Atasannya hanya tersenyum. Dengan sabar dia bertanya "Sebenarnya
kalau mau jujur pada diri sendiri, apakah tadi kamu memang benar-
benar merasa harus datang lebih pagi dan tidak ingin terlambat?".

"O ya. Pasti pak. Saya tidak ingin terlambat".

"Apakah kamu memang sepenuh hati berpikir bahwa kamu tidak boleh
terlambat sama sekali?"

Santi terdiam dan mulai berpikir.

"Kalau kamu memang berniat sungguh-sungguh untuk datang tepat waktu,
sungguh-sungguh tidak ingin terlambat, pasti seharusnya kamu ganti
bis.
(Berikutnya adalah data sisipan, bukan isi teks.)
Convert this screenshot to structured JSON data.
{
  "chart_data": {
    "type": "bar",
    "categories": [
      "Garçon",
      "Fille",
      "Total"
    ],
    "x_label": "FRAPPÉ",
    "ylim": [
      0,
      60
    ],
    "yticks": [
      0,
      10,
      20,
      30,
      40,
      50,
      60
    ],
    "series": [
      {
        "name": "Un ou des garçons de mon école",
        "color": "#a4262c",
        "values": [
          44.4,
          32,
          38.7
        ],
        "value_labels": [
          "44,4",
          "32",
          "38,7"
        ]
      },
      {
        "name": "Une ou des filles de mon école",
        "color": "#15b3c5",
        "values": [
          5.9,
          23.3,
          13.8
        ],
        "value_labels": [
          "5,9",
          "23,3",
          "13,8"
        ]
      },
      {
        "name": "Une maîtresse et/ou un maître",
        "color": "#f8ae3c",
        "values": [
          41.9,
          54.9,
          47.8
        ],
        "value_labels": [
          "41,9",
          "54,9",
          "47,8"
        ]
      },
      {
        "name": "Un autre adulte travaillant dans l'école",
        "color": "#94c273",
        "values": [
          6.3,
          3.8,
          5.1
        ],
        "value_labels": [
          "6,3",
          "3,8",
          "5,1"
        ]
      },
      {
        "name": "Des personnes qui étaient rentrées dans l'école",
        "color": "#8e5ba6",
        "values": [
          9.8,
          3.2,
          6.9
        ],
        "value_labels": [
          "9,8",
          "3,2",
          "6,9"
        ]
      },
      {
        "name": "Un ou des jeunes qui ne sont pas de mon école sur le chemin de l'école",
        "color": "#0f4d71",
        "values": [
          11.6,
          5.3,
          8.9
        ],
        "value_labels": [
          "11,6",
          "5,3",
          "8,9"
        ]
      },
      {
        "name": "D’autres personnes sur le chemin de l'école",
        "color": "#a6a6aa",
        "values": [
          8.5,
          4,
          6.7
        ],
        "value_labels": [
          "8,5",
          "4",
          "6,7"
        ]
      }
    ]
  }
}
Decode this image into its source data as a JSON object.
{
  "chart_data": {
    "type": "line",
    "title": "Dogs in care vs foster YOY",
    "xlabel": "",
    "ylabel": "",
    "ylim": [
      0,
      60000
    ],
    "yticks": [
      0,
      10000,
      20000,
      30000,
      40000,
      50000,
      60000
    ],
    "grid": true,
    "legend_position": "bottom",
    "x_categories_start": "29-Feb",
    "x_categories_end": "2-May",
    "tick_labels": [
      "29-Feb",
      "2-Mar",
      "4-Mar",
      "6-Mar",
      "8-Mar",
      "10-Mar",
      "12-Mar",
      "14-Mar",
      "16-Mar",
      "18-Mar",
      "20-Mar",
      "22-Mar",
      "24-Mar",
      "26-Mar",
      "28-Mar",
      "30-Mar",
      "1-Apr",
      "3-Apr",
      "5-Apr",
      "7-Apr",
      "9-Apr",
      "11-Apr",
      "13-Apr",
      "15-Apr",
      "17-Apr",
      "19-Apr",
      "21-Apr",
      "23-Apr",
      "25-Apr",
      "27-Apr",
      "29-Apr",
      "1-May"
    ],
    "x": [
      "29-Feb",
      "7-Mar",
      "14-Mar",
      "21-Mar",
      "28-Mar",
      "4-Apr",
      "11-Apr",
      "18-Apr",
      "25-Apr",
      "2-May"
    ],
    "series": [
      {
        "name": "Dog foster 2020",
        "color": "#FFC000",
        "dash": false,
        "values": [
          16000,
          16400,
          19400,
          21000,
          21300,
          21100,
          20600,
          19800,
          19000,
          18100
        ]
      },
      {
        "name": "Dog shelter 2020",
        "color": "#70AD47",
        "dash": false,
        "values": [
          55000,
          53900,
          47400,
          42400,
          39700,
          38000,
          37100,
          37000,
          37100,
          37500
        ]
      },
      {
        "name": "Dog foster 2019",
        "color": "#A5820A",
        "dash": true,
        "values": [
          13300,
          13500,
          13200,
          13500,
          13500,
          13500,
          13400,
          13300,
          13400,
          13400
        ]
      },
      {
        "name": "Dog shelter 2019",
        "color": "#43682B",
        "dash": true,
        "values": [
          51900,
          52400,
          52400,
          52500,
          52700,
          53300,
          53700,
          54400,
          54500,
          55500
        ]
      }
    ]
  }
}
Betul tidak?"

"Iya sih......", kata Santi.

"Coba ingat-ingat tadi pagi. Saya tahu kamu tidak ingin terlambat.
Tapi dalam hatimu sebenarnya kamu merasa tidak apa-apa juga sih kalau
terlambat. Kan ini bukan salah kamu? Betul tidak? Maka itu kamu tidak
berusaha maksimal. Kamu tidak ganti bis."

Sambil tersenyum malu, Santi berkata:"Ya sih. Betul juga."

"Jadi yang salah siapa? Sopirnya atau diri kamu sendiri?", tanya
atasannya sambil tersenyum.

Santi merasa malu sendiri. Ya, dia sekarang menyadari bahwa dia tidak
sungguh-sungguh berniat tidak terlambat ke kantor. Niatnya kurang
kuat. Kalau niatnya untuk datang pagi sangat kuat, tentu dia pindah
bis. Mengapa dia tadi tidak berpikir demikian?

arena dia menerima hal itu dan tidak berbuat apa-apa. Ketika bis
berhenti lama, dia hanya duduk menunggu. Tidak berbuat apa-apa. Malah
kalau mau terus terang, dia agak gembira karena bisa tidur lebih lama
di dalam bis.

Yang membuat Santi malu pada dirinya sendiri, sepanjang hari dia
menyalahkan sopir bis itu. Sepanjang hari dia merasa kesal pada sopir
bis yang melanggar tadi. Sepanjang hari dia uring-uringan. Padahal
kalau dipikir-pikir, sebenarnya dia sendiri yang salah, bukan sopir
itu.

Mulai sekarang dia akan berusaha lebih objektif. Tidak terlalu mudah
menyalahkan orang lain. Siapa tahu, ternyata dia sendiri yang salah.
Think first! Do not always blame others!